The claims that the animals are not happy because these former employees were not happy are grossly misleading and insulting to the incredible efforts of our shelter teams and volunteers. We are currently at low capacity with our facilities. Our length-of-stay for animals at our facility is half of the national average, and we have a strong staff-to-animal ratio. Our dogs are walked two or three times every day and have physical and social enrichment in between, with large yards where they can run and play. Cats have large indoor areas and enclosed outdoor condos where they can roam. The quality and care of our animals is — and has always been — our utmost priority.

People are drawn to shelter positions from a deep place of passion for animals, as all of us here at Santa Barbara Humane can attest. However, shelter executives are often unfair targets of criticism because of the tough decisions they are forced to make — and the expectations and efficiencies they are required to impose on employees and volunteers. Like any other job, these positions still require accountability, adhering to set schedules and protocols, and working with different management styles. (Having a job at a shelter is much more than petting and playing with animals.)

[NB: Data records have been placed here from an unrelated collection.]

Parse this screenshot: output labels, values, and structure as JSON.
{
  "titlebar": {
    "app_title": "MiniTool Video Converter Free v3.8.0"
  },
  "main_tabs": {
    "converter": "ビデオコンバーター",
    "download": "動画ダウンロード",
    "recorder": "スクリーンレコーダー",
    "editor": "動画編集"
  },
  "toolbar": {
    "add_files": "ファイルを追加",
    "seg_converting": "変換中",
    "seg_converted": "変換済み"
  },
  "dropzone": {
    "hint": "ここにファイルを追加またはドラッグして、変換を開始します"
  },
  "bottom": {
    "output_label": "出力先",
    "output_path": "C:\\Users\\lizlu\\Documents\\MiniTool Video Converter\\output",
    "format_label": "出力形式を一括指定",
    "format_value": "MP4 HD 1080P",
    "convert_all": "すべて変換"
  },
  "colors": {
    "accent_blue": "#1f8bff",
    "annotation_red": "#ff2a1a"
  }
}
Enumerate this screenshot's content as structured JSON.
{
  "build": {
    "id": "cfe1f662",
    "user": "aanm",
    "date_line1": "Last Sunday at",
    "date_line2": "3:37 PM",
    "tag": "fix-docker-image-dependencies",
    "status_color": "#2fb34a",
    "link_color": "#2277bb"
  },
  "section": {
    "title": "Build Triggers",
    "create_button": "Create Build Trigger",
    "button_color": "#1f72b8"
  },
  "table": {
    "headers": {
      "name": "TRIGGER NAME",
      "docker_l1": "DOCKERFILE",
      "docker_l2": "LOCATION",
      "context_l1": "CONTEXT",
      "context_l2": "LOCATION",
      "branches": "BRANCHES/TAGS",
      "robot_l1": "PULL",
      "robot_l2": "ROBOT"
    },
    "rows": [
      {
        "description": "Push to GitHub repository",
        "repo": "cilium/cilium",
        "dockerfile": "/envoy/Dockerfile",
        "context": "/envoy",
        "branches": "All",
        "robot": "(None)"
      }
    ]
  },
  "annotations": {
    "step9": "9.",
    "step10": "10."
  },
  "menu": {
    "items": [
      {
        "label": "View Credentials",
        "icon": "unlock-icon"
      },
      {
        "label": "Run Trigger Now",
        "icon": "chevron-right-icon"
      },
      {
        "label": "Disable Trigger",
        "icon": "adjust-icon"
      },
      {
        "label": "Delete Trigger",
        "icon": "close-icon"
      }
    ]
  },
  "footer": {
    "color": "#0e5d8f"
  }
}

As many of us know, the workforce is volatile in America across the board. Labor shortages are impacting most industries. According to research in the article “The Great Resignation,” published on Toolbox.com on January 10, 2022, and written by Sumeet Wadhwani, a survey by ResumeBuilder found that one in four U.S. workers is planning to quit their jobs in 2022, and half will leave in the first half of the year.

These are particularly tough times for nonprofit organizations and staff who must tap their own strained compassion bandwidths to care for those in need. At Santa Barbara Humane, we operate in an emotional environment, assisting animals during very disruptive and challenging circumstances. It’s work that is at the same time rewarding, noble, and hard.

Still, we acknowledge there is always work to do as an organization and areas where we can grow and improve. We are listening, we are open, and we are truly invested in making strides to support a happy and productive staff — while maintaining one of the highest live release rates in the nation for the sake of our beloved animals and our community.

As we were preparing to submit this rebuttal, we have learned that these former employees are being given even more space in the Independent. We are not privy to the claims of their letter, but we stand by our current team of staff and volunteers, we stand by our successes and data that affirm those successes, and we are very proud of the topmost level of care we provide our animals — which is considered a gold standard in the industry.

We will use this challenge as an opportunity to continue bettering our work and expectations around our service. We ask for your ongoing support as we continue our focus on this path. As always, my door is open.